Choosing the Best Mask for Your Hair Type

Choosing the Best Mask for Your Hair Type

Hair masks are revolutionary. Dry hair? Mask. Chill time? Mask. Curly hair? Mask. There are literally hundreds of brands in the market which do a range of masks to suit hair needs and hair types. With that being said – how do you know which is right for you?


Curly hair is naturally drier than straighter hair. Those with curly hair will want to go with a mask that’s more moisturising, but one that will also help retain and enhance curls. The Love Curl Hair Mask by Davines is the perfect go-to for those with curly locks, with the promise of “extra nourishing and conditioning power for wavy or curly hair. It gives remarkable softness and hydration also to very thick and unruly hair. Nourished and elastic workable curls.” 

It will depend on the type of mask you go for, but we recommend massaging the mask to your damp or towel-dried mid-lengths to ends, leaving on for 10-15 minutes, combing through with a wide-tooth comb or your fingers, then rinsing off. 


If you have dry hair, fear not! There are loads of products in the market to help nourish and give life back into your locks. To tackle dryness, opt for masks featuring plant-based oils to give strands the moisture they need! For thick, coarser hair, we definitely advise trying something with coconut or shea oils. 

Make sure to really massage in that mask, targeting the ends in particular. You may want to tie up your hair using a silk scrunchie (to prevent further damage from elastic hair ties) and go about some house chores before thoroughly rinsing off. 


Maybe you’ve gone a little overboard with the hot tools or bleaching? Damaged hair can occur due to a range of factors, such as too much heat, over-styling, excessively colouring or diet. Damaged hair is often dry, coarse and frizzy. The answer? A protein-rich mask! Opt for a mask which smooths, conditions and strengthens your hair (or look out for keratin specific masks) and avoid hot-tools, harsh towel-drying and elasticised hair ties which can break your hair further. 


Those who have fine hair can also benefit from doing a hair mask. Choose a mask that won’t weigh down your hair, such as lightweight formulas and those including ingredients to strengthen your hair. However – don’t overdo it! Fine hair only needs a mask treatment once a week or so to avoid making your hair greasy. 


Colour-Treated Hair

If you’re wanting to help maintain colour, masks are a great way to do so (especially if you’re blonde or have gone lighter recently, as your hair will be more damaged). Because of the array of different colours and hair types, there are so many to choose from!
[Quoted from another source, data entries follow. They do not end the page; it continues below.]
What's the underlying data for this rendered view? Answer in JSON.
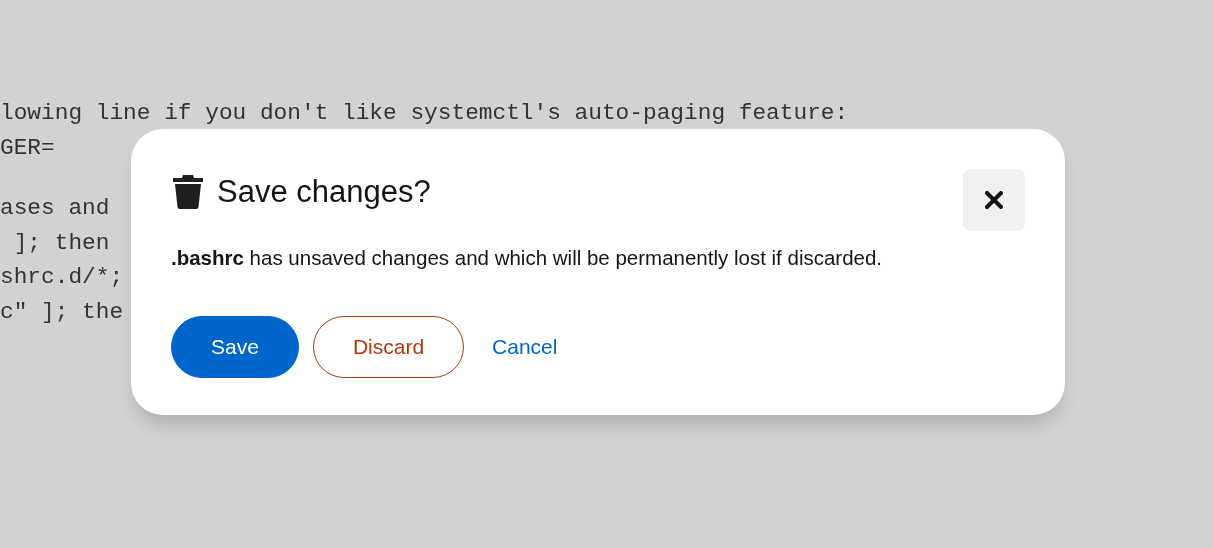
{
  "editor": {
    "lines": [
      "lowing line if you don't like systemctl's auto-paging feature:",
      "GER=",
      "ases and",
      " ]; then",
      "shrc.d/*;",
      "c\" ]; the"
    ]
  },
  "modal": {
    "title": "Save changes?",
    "body": "**.bashrc** has unsaved changes and which will be permanently lost if discarded.",
    "buttons": [
      {
        "label": "Save",
        "kind": "primary"
      },
      {
        "label": "Discard",
        "kind": "danger"
      },
      {
        "label": "Cancel",
        "kind": "link"
      }
    ]
  }
}
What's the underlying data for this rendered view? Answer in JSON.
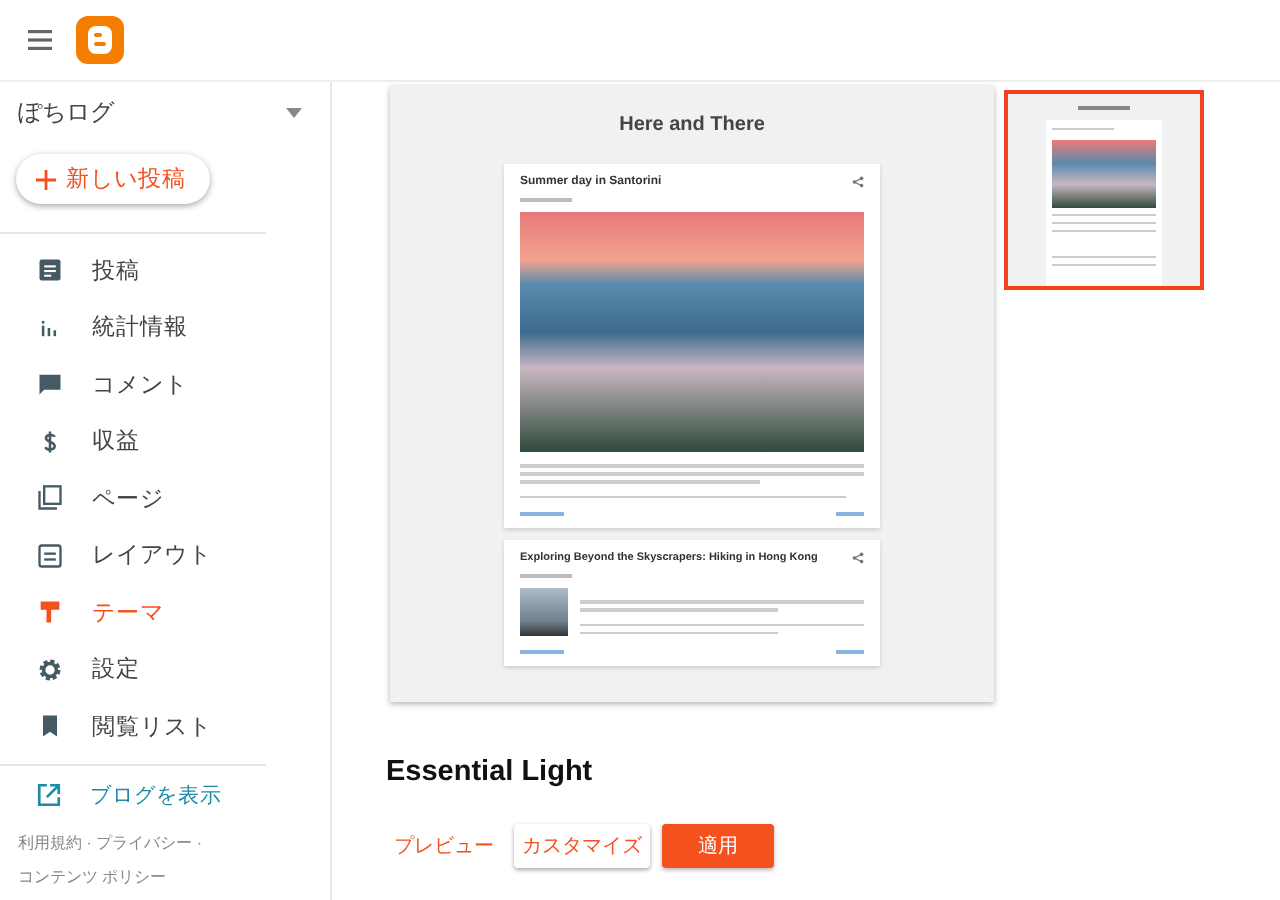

If you’ve gone blonde, we highly recommend choosing a hydrating and bonding mask, to keep your hair strong and shiny. If you’ve gone darker, choose a mask which will help maintain the colour from fading out. The Minu hair range (particularly the hair mask) from Davines is a perfect option. The mask is made with salina capers which are a good source of quercetin (a protective amino acid), as well as colour-protecting polyphenols. 


Oily hair? No worries! Contrary to common belief, masks can help oily hair types too. But be aware of selecting one that’s right for you – in other words, don’t go choosing a super-thick, heavily moisturising mask because that will only add to the issue! Select a mask with clarifying ingredients, such as clay and avoiding masks with heavy oils. These ingredients will help extract unnecessary oils, giving a lighter feeling to your hair. 

With any mask, ensure to rinse thoroughly to avoid build-up and clogging of your scalp and strands.